I should have stated it differently. I’ll try again: Goldin has taken a complex situation and simplified it for the targeted audience. And she’s not wrong. It’s just not the entire picture.
Of course it’s done “in a lab.” That doesn’t invalidate it; it makes it possible to control variables that might make taint the study or make interpretation difficult. There have been several “lab” studies that have shown that applicants who have names that are associated with African-Americans are less likely to get interviews. In the “real world,” it’s hard to control all aspects of data, so someone might argue that the candidates had different educational backgrounds or better references. What IS true is that more studies are needed, which doesn’t invalidate this study. It does strongly suggest there are subtle, unconscious biases that come into play, biases HR departments don’t yet recognize.

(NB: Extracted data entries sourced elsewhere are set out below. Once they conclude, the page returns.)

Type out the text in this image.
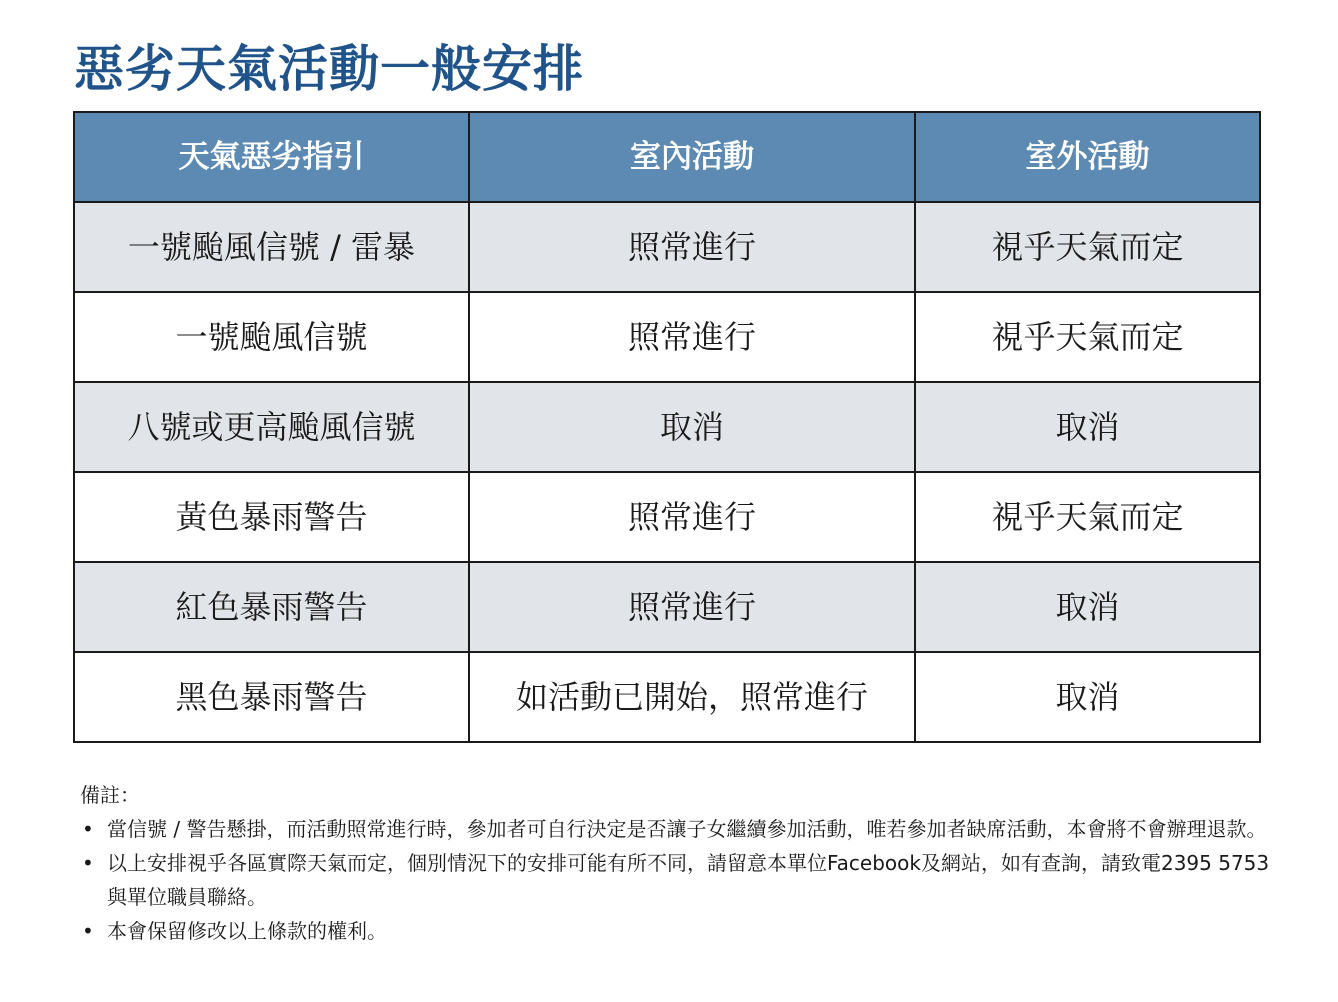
惡劣天氣活動一般安排
天氣惡劣指引	室內活動	室外活動
一號颱風信號 / 雷暴	照常進行	視乎天氣而定
一號颱風信號	照常進行	視乎天氣而定
八號或更高颱風信號	取消	取消
黃色暴雨警告	照常進行	視乎天氣而定
紅色暴雨警告	照常進行	取消
黑色暴雨警告	如活動已開始，照常進行	取消

備註：

• 當信號 / 警告懸掛，而活動照常進行時，參加者可自行決定是否讓子女繼續參加活動，唯若參加者缺席活動，本會將不會辦理退款。
• 以上安排視乎各區實際天氣而定，個別情況下的安排可能有所不同，請留意本單位Facebook及網站，如有查詢，請致電2395 5753與單位職員聯絡。
• 本會保留修改以上條款的權利。
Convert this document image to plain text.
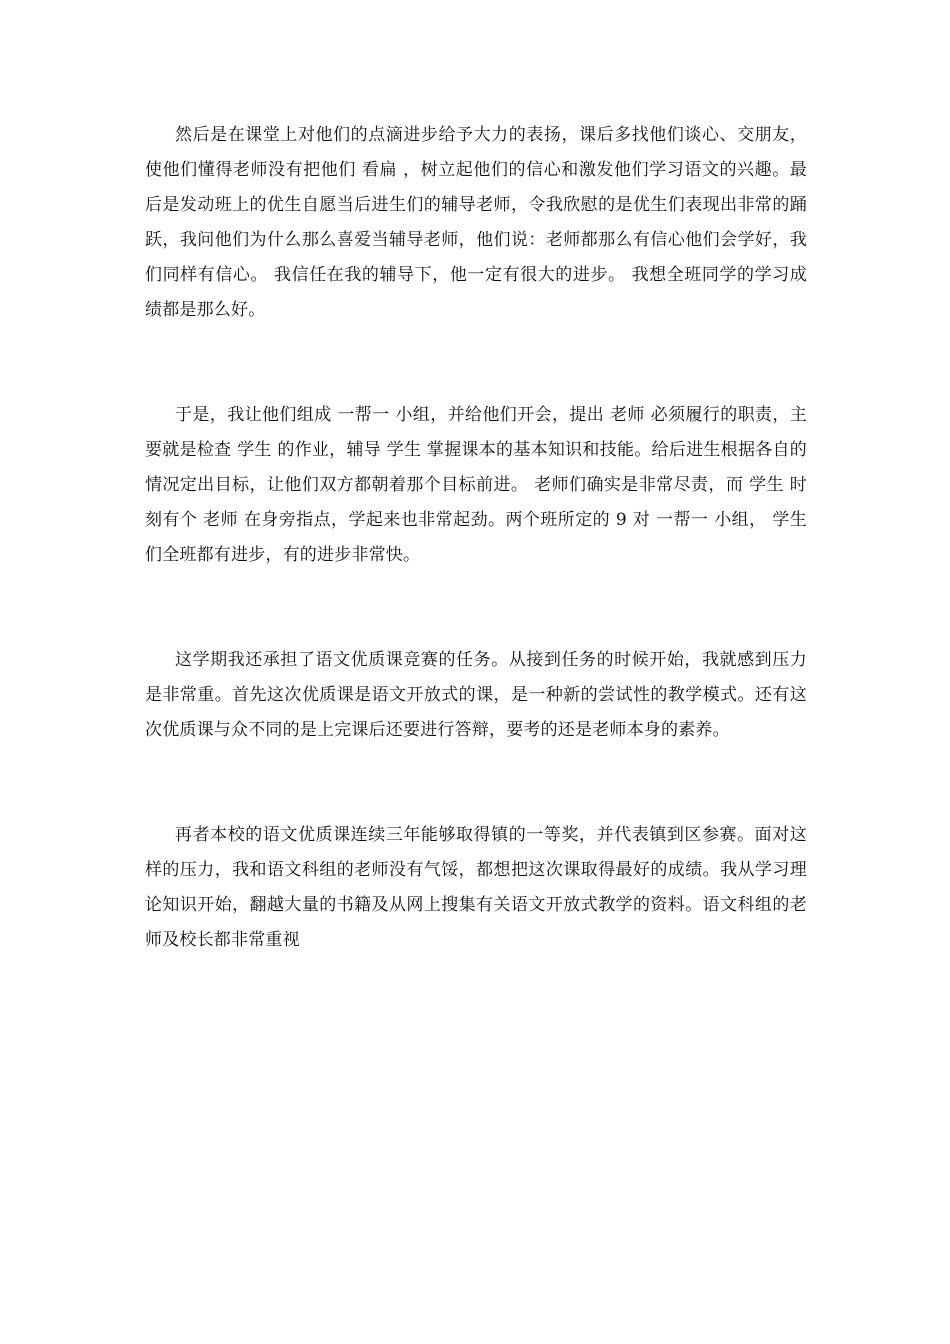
然后是在课堂上对他们的点滴进步给予大力的表扬，课后多找他们谈心、交朋友，使他们懂得老师没有把他们 看扁 ，树立起他们的信心和激发他们学习语文的兴趣。最后是发动班上的优生自愿当后进生们的辅导老师，令我欣慰的是优生们表现出非常的踊跃，我问他们为什么那么喜爱当辅导老师，他们说：老师都那么有信心他们会学好，我们同样有信心。 我信任在我的辅导下，他一定有很大的进步。 我想全班同学的学习成绩都是那么好。

于是，我让他们组成 一帮一 小组，并给他们开会，提出 老师 必须履行的职责，主要就是检查 学生 的作业，辅导 学生 掌握课本的基本知识和技能。给后进生根据各自的情况定出目标，让他们双方都朝着那个目标前进。 老师们确实是非常尽责，而 学生 时刻有个 老师 在身旁指点，学起来也非常起劲。两个班所定的 9 对 一帮一 小组， 学生 们全班都有进步，有的进步非常快。

这学期我还承担了语文优质课竞赛的任务。从接到任务的时候开始，我就感到压力是非常重。首先这次优质课是语文开放式的课，是一种新的尝试性的教学模式。还有这次优质课与众不同的是上完课后还要进行答辩，要考的还是老师本身的素养。

再者本校的语文优质课连续三年能够取得镇的一等奖，并代表镇到区参赛。面对这样的压力，我和语文科组的老师没有气馁，都想把这次课取得最好的成绩。我从学习理论知识开始，翻越大量的书籍及从网上搜集有关语文开放式教学的资料。语文科组的老师及校长都非常重视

How is this addressed in terms of the subtle sexism in performance reviews? Are manager’s evaluations screened to determine if they’re making suggestions about personality or behavior any more or less frequently in the evaluations of one gender more than another? A single evaluation won’t show this, which is why an employee is less likely to take an employer to court. Since liability is what is the chief concern of HR departments, this is the issue that’s unlikely to be on their radar. This is why it’s more difficult to deal with this form of bias, which is often unconscious, than with more obvious forms.
A lot of men wish they had a choice, any choice. My father sat on a bullshit communter train for 35 years to keep the family fed and housed.
My mother chose to work full time, or to work part time, or to look after her children full time, to have someone look after the children some of the time, etc, etc, etc.
Meanwhile, my father still sat on the bullshit commuter train, compromising his values every day in a bullshit work hierarchy.